I believe that the problem relating can be attributed to a fundamental (but subtle) difference in our respective zeal. P is intense. He "has and shows firm purpose and great seriousness" regarding music and his children's involvement in debate. I, on the other hand, am very enthusiastic, even passionate, regarding athletics. I'm "an ardent supporter" who has "strong intense feelings," but I do not treat athletics with "a great seriousness." Where's the fun in that? To be fair, it needs to be noted that P's children are older than mine (15 and 12 as opposed to 8 and 5). Maybe their being older requires a greater seriousness. I can, perhaps, afford to be less intense because my boys and I are simply playing sports. Just games, right?
But maybe I should take a page out of T's book. Is it time for me to pump up the intensity in regards to my children's athletic lives? I have documented the frequency with which we played soccer this summer (and are continuing to after-school). This has garnered tangible results. At this Saturday's game, three different parents approached me to compliment my son's playing. My younger son, whose season has not yet started, is excelling at practice and in our playroom (he likes pretending to be Iker Cassillas, making diving saves- landing safely on strategically placed bean-bags). However, there are negatives that go along with my pumping up the intensity. One obvious negative that leaps to mind regards my muscles, which always seem to be aching after vain attempts to match an 8- and 5-year old's ability to sustain to play endlessly. Another negative concerns intensity's communicable nature. My older son is particularly sensitive to this. During one game of one-on-one soccer, he burst into tears after I had scored (he was beating me 6-0 when I scored). We stopped the game so I could figure out what was troubling him. "I should beat you 10-0," he wailed, "even letting in one goal is to much." Did someone say arts-and-crafts? The negative qualities of athletic intensity have appeared vis-a-vis my younger son, as well. I help out at his soccer practices, and the kids were participating in a shielding/dribbling drill. I was supposed to approach a child, allow him or her to shield the ball with his/her body, and then allow them to dribble away. Not a difficult task, yet somehow the athletically-intense me showed up and caused problems. After one little boy had successfully shielded the ball with his body, he began to dribble away from me, happy in his accomplishment. Enter intense-me. I, somehow, decided that it would be a good idea to take one last poke at the ball with my foot. It was more realistic, I figured, defenders aren't just going to let the opposing player dribble away. Anyhow, I ended up tripping this boy. With a spectacular thud, he face-planted into the grass. He was fine, and the whole incident went unnoticed, but the danger signs were clear. Too much athletic intensity can cloud one's judgement.

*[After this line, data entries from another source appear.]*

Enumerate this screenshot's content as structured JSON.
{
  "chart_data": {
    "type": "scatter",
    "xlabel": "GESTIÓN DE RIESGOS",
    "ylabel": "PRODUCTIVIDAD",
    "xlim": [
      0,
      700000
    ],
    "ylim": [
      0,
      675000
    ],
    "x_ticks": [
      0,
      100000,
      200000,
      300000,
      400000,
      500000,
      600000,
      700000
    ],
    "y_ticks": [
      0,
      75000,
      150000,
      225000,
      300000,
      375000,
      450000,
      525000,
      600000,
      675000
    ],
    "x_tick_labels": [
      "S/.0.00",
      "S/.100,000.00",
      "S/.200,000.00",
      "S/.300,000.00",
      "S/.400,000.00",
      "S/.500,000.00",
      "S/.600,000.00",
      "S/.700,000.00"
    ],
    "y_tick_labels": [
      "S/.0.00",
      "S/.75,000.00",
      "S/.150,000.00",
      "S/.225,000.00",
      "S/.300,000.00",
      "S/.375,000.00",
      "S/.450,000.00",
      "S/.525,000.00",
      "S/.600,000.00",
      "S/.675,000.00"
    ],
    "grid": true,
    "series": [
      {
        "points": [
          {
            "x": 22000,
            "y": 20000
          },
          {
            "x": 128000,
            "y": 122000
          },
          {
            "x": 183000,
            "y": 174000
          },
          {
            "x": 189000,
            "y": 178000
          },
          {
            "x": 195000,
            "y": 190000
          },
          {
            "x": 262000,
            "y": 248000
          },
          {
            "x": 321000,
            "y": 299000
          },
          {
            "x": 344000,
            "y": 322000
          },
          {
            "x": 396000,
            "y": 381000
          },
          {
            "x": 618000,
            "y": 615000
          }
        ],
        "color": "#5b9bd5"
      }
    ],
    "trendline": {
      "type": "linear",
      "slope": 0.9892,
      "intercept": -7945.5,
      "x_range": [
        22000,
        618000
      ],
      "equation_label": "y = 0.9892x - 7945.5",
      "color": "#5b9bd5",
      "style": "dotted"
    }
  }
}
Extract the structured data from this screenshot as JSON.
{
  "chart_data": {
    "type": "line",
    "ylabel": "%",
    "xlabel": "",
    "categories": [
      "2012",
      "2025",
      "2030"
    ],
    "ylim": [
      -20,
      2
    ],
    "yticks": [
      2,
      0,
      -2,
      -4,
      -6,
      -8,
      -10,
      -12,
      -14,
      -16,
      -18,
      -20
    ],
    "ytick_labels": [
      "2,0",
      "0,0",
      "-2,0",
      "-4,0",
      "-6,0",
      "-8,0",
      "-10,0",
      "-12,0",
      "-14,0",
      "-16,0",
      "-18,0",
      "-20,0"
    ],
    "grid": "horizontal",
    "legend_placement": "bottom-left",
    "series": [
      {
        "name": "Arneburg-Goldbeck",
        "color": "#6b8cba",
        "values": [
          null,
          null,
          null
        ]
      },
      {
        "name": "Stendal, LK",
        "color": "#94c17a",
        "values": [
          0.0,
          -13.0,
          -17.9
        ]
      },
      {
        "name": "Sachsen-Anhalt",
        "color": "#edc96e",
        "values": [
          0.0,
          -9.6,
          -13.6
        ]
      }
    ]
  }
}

To be intense or not to be intense, that is the question. I am not sure that I know the answer. It seems, like so much else in life, to have caused some positives and some negatives. It seems to me, however, that any intensity regarding activities should wait until children are older. One must be careful. A child should choose the arena into which he will pour his intensity. A younger child is, obviously, not yet in the position to make such a decision. So, vis-a-vis my boys: we'll keep it light. Enjoying the sports without causing tears, tripping youngsters or tearing my muscles.